Reception Studies, Friday, April 5 2013, 1230-2 pm 912 Sproul

Prof. Olga Stuchebrukhov

Crimes Without Any Punishment at All:Dostoevsky and Woody Allen in LIght of Bakhtinian Theory.

Separated by more than a decade, Woody Allen’s Crimes and Misdemeanors (1989) and Match Point (2005) are similar not only in their recourse to Dostoevsky’s classic Crime and Punishment, but in their anti-Dostoevskian artistic method. I attempt to challenge the entrenched view of Allen’s style as polyphonic. My main concern is not to privilege the novel over the films, or Dostoevsky over Allen, but to show the fallacy of applying the terms polyphony and dialogism, in their true Bakhtinian meaning, to Allen’s oeuvre.
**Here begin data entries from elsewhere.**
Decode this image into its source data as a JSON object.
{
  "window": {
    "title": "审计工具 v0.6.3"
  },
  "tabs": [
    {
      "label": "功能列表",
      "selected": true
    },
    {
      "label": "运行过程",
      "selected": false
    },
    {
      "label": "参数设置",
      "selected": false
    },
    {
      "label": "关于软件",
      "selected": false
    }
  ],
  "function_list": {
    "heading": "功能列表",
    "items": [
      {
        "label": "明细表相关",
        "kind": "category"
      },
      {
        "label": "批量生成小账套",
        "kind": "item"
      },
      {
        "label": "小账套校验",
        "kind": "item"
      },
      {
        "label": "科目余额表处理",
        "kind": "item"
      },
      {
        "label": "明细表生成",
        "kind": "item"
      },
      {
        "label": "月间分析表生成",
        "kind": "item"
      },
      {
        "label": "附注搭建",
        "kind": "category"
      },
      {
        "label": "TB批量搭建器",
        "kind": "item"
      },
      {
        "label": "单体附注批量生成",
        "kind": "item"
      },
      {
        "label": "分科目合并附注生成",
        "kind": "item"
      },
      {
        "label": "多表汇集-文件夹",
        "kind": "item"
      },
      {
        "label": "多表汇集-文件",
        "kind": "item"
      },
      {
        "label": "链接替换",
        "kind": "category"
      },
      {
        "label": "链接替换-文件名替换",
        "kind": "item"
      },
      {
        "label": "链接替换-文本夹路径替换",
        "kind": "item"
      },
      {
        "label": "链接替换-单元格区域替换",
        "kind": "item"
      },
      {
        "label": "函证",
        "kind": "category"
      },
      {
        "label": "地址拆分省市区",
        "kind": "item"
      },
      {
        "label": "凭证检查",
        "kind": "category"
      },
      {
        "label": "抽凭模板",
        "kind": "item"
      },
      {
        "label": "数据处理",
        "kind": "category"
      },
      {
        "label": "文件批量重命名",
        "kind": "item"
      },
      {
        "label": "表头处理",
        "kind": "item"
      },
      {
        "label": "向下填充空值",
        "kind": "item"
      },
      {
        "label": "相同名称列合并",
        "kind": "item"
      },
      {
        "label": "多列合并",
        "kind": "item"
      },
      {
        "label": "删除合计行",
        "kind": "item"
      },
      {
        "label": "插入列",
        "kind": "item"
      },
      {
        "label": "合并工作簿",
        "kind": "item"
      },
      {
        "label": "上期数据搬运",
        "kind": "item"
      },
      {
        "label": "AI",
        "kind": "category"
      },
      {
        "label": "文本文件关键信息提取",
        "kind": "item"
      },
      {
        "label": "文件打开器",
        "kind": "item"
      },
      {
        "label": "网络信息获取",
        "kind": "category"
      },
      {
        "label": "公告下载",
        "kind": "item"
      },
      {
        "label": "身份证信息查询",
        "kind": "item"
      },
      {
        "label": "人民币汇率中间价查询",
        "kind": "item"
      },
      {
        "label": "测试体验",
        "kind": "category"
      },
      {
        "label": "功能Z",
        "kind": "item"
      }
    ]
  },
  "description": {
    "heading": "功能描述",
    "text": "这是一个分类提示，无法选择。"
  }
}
Bakhtin defines polyphony as all-inclusive and profoundly life affirming; as such, it is incompatible with existentialist nihilism, despair, or hollow playfulness.  In the broader sense, Allen’s reading of Dostoevsky and modern critics’ application of Bakhtin to Allen expose the problem of dialectical reception of dialogic authors.